Author's response: Thank you for the comment; unfortunately we do not have the relevant data.
Reviewer comment 3: In addition, I think it would be good to discuss the expected changes in PA and QOL when the disease stage progresses in the future.
Author's response: Thank you; we have added the relevant comment in the discussion section.
Reviewer comment 4: The authors conclude that "Physical activity can positively influence the emotion and overall quality of life of cystic fibrosis patients." Is it possible that this was simply a result of feeling better because milder patients could have more PA? Even if it is just a guess, it should be stated how this PA and QOL will be affected by the difference in severity of CF.

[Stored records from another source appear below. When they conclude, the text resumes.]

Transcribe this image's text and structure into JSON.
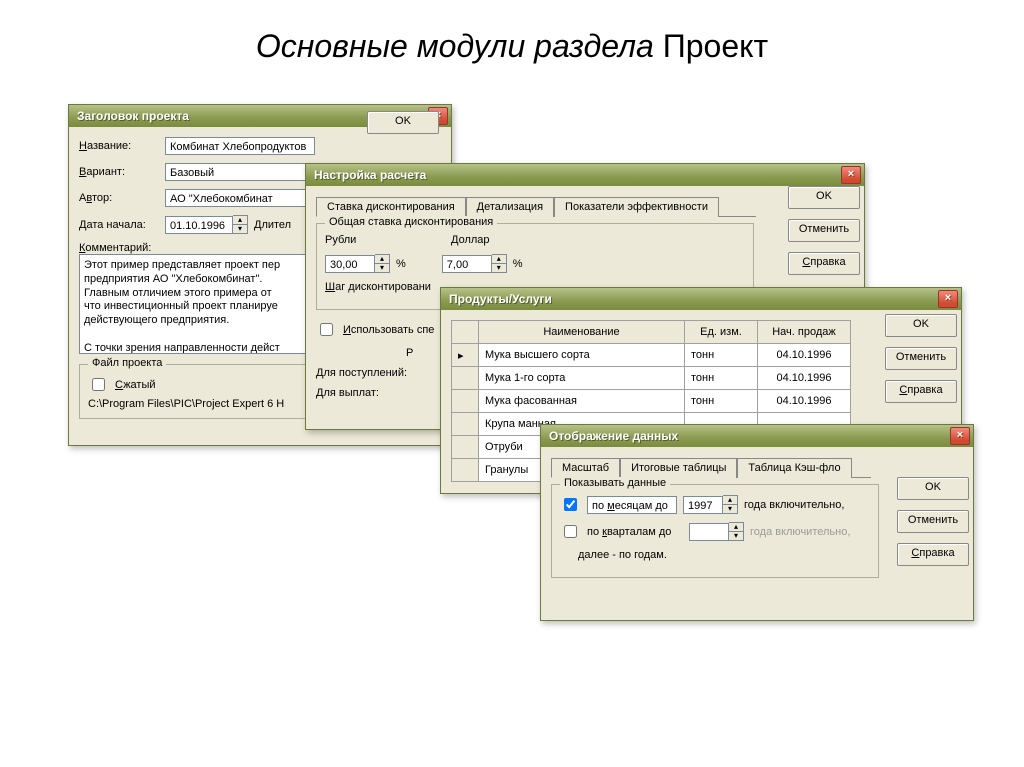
{
  "slide_title": {
    "italic": "Основные модули раздела",
    "plain": "Проект"
  },
  "win1": {
    "title": "Заголовок проекта",
    "labels": {
      "name": "Название:",
      "variant": "Вариант:",
      "author": "Автор:",
      "date": "Дата начала:",
      "duration": "Длител",
      "comment": "Комментарий:"
    },
    "values": {
      "name": "Комбинат Хлебопродуктов",
      "variant": "Базовый",
      "author": "АО \"Хлебокомбинат",
      "date": "01.10.1996"
    },
    "comment_text": "Этот пример представляет проект пер\nпредприятия АО \"Хлебокомбинат\".\nГлавным отличием этого примера от\nчто инвестиционный проект планируе\nдействующего предприятия.\n\nС точки зрения направленности дейст",
    "filebox": {
      "legend": "Файл проекта",
      "compressed": "Сжатый",
      "path": "C:\\Program Files\\PIC\\Project Expert 6 H"
    },
    "buttons": {
      "ok": "OK"
    }
  },
  "win2": {
    "title": "Настройка расчета",
    "tabs": [
      "Ставка дисконтирования",
      "Детализация",
      "Показатели эффективности"
    ],
    "group_legend": "Общая ставка дисконтирования",
    "labels": {
      "rub": "Рубли",
      "usd": "Доллар",
      "step": "Шаг дисконтировани",
      "use_spec": "Использовать спе",
      "income": "Для поступлений:",
      "expense": "Для выплат:",
      "pct": "%"
    },
    "values": {
      "rub": "30,00",
      "usd": "7,00"
    },
    "buttons": {
      "ok": "OK",
      "cancel": "Отменить",
      "help": "Справка"
    }
  },
  "win3": {
    "title": "Продукты/Услуги",
    "columns": [
      "Наименование",
      "Ед. изм.",
      "Нач. продаж"
    ],
    "rows": [
      {
        "name": "Мука высшего сорта",
        "unit": "тонн",
        "date": "04.10.1996",
        "current": true
      },
      {
        "name": "Мука 1-го сорта",
        "unit": "тонн",
        "date": "04.10.1996"
      },
      {
        "name": "Мука фасованная",
        "unit": "тонн",
        "date": "04.10.1996"
      },
      {
        "name": "Крупа манная",
        "unit": "",
        "date": ""
      },
      {
        "name": "Отруби",
        "unit": "",
        "date": ""
      },
      {
        "name": "Гранулы",
        "unit": "",
        "date": ""
      }
    ],
    "buttons": {
      "ok": "OK",
      "cancel": "Отменить",
      "help": "Справка"
    }
  },
  "win4": {
    "title": "Отображение данных",
    "tabs": [
      "Масштаб",
      "Итоговые таблицы",
      "Таблица Кэш-фло"
    ],
    "group_legend": "Показывать данные",
    "labels": {
      "by_month": "по месяцам до",
      "by_quarter": "по кварталам до",
      "year_incl": "года включительно,",
      "further": "далее - по годам."
    },
    "values": {
      "year": "1997"
    },
    "buttons": {
      "ok": "OK",
      "cancel": "Отменить",
      "help": "Справка"
    }
  }
}
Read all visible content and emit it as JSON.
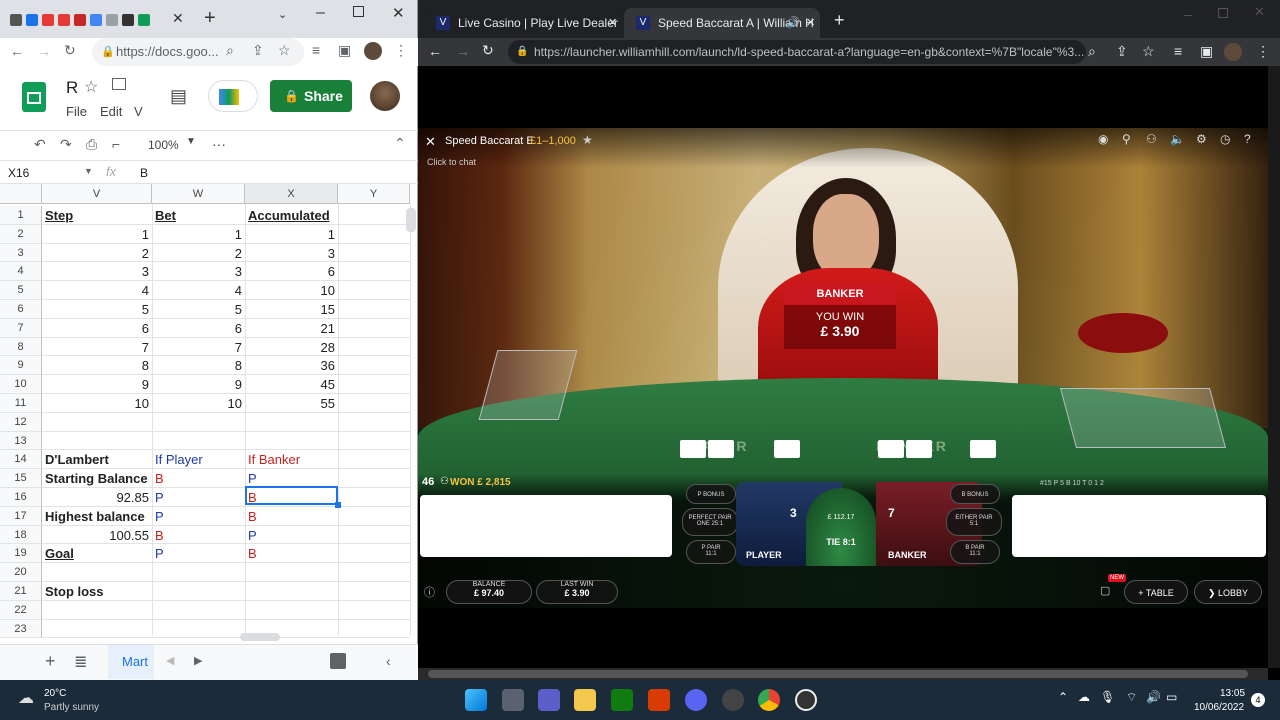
{
  "left_browser": {
    "url": "https://docs.goo...",
    "doc_title": "R",
    "menu": {
      "file": "File",
      "edit": "Edit",
      "more": "V"
    },
    "share_label": "Share",
    "zoom": "100%",
    "more_dots": "···",
    "name_box": "X16",
    "fx": "fx",
    "formula_value": "B",
    "sheet_tab": "Mart"
  },
  "sheet": {
    "columns": [
      "V",
      "W",
      "X",
      "Y"
    ],
    "rows": [
      {
        "n": "1",
        "v": "Step",
        "w": "Bet",
        "x": "Accumulated"
      },
      {
        "n": "2",
        "v": "1",
        "w": "1",
        "x": "1"
      },
      {
        "n": "3",
        "v": "2",
        "w": "2",
        "x": "3"
      },
      {
        "n": "4",
        "v": "3",
        "w": "3",
        "x": "6"
      },
      {
        "n": "5",
        "v": "4",
        "w": "4",
        "x": "10"
      },
      {
        "n": "6",
        "v": "5",
        "w": "5",
        "x": "15"
      },
      {
        "n": "7",
        "v": "6",
        "w": "6",
        "x": "21"
      },
      {
        "n": "8",
        "v": "7",
        "w": "7",
        "x": "28"
      },
      {
        "n": "9",
        "v": "8",
        "w": "8",
        "x": "36"
      },
      {
        "n": "10",
        "v": "9",
        "w": "9",
        "x": "45"
      },
      {
        "n": "11",
        "v": "10",
        "w": "10",
        "x": "55"
      },
      {
        "n": "12",
        "v": "",
        "w": "",
        "x": ""
      },
      {
        "n": "13",
        "v": "",
        "w": "",
        "x": ""
      },
      {
        "n": "14",
        "v": "D'Lambert",
        "w": "If Player",
        "x": "If Banker"
      },
      {
        "n": "15",
        "v": "Starting Balance",
        "w": "B",
        "x": "P"
      },
      {
        "n": "16",
        "v": "92.85",
        "w": "P",
        "x": "B"
      },
      {
        "n": "17",
        "v": "Highest balance",
        "w": "P",
        "x": "B"
      },
      {
        "n": "18",
        "v": "100.55",
        "w": "B",
        "x": "P"
      },
      {
        "n": "19",
        "v": "Goal",
        "w": "P",
        "x": "B"
      },
      {
        "n": "20",
        "v": "",
        "w": "",
        "x": ""
      },
      {
        "n": "21",
        "v": "Stop loss",
        "w": "",
        "x": ""
      },
      {
        "n": "22",
        "v": "",
        "w": "",
        "x": ""
      },
      {
        "n": "23",
        "v": "",
        "w": "",
        "x": ""
      }
    ]
  },
  "right_browser": {
    "tab1": "Live Casino | Play Live Dealer Cas",
    "tab2": "Speed Baccarat A | William H",
    "url": "https://launcher.williamhill.com/launch/ld-speed-baccarat-a?language=en-gb&context=%7B\"locale\"%3..."
  },
  "game": {
    "table_title": "Speed Baccarat E",
    "limits": "£1–1,000",
    "click_chat": "Click to chat",
    "result_label": "BANKER",
    "you_win": "YOU WIN",
    "win_amount": "£ 3.90",
    "won_count": "46",
    "won_label": "WON £ 2,815",
    "player_score": "3",
    "banker_score": "7",
    "player_label": "PLAYER",
    "banker_label": "BANKER",
    "tie_label": "TIE 8:1",
    "tie_amount": "£ 112.17",
    "p_bonus": "P BONUS",
    "b_bonus": "B BONUS",
    "perfect_pair": "PERFECT PAIR",
    "perfect_pair_odds": "ONE 25:1",
    "either_pair": "EITHER PAIR",
    "either_pair_odds": "5:1",
    "p_pair": "P PAIR",
    "p_pair_odds": "11:1",
    "b_pair": "B PAIR",
    "b_pair_odds": "11:1",
    "stats": "#15  P 5  B 10  T 0  1  2",
    "balance_label": "BALANCE",
    "balance_value": "£ 97.40",
    "last_win_label": "LAST WIN",
    "last_win_value": "£ 3.90",
    "new_badge": "NEW",
    "table_btn": "TABLE",
    "lobby_btn": "LOBBY"
  },
  "taskbar": {
    "temp": "20°C",
    "weather": "Partly sunny",
    "time": "13:05",
    "date": "10/06/2022",
    "notif": "4"
  }
}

Author's Response: Thank you; we have added the relevant comment in the discussion section.
Minor Comments:
R1) P1/L11 “CF”
Abbreviation “CF” for “cystic fibrosis” in abstracts should be fully spelled out on first appearance. I think that would be kinder for journals that are not limited to respiratory diseases.
Author response 1: thank you; we have corrected that.
R2) P1/L12 “children with cystic fibrosis
“children with cystic fibrosis” can be abbreviated as “children with CF”.
Author response: thank you; we corrected that.
R3) P3L145 “13,22” Is this “,” correct?
And also L146 ”19,58” and L146 ”10,16”. And also in Table 1, “13,22” “13,80”…..
Author response: thank you; we corrected that to ".".
R4) Have you evaluated CFTR variants?
Author response: thank you for the valuable comment; we have not evaluated CFTR variants.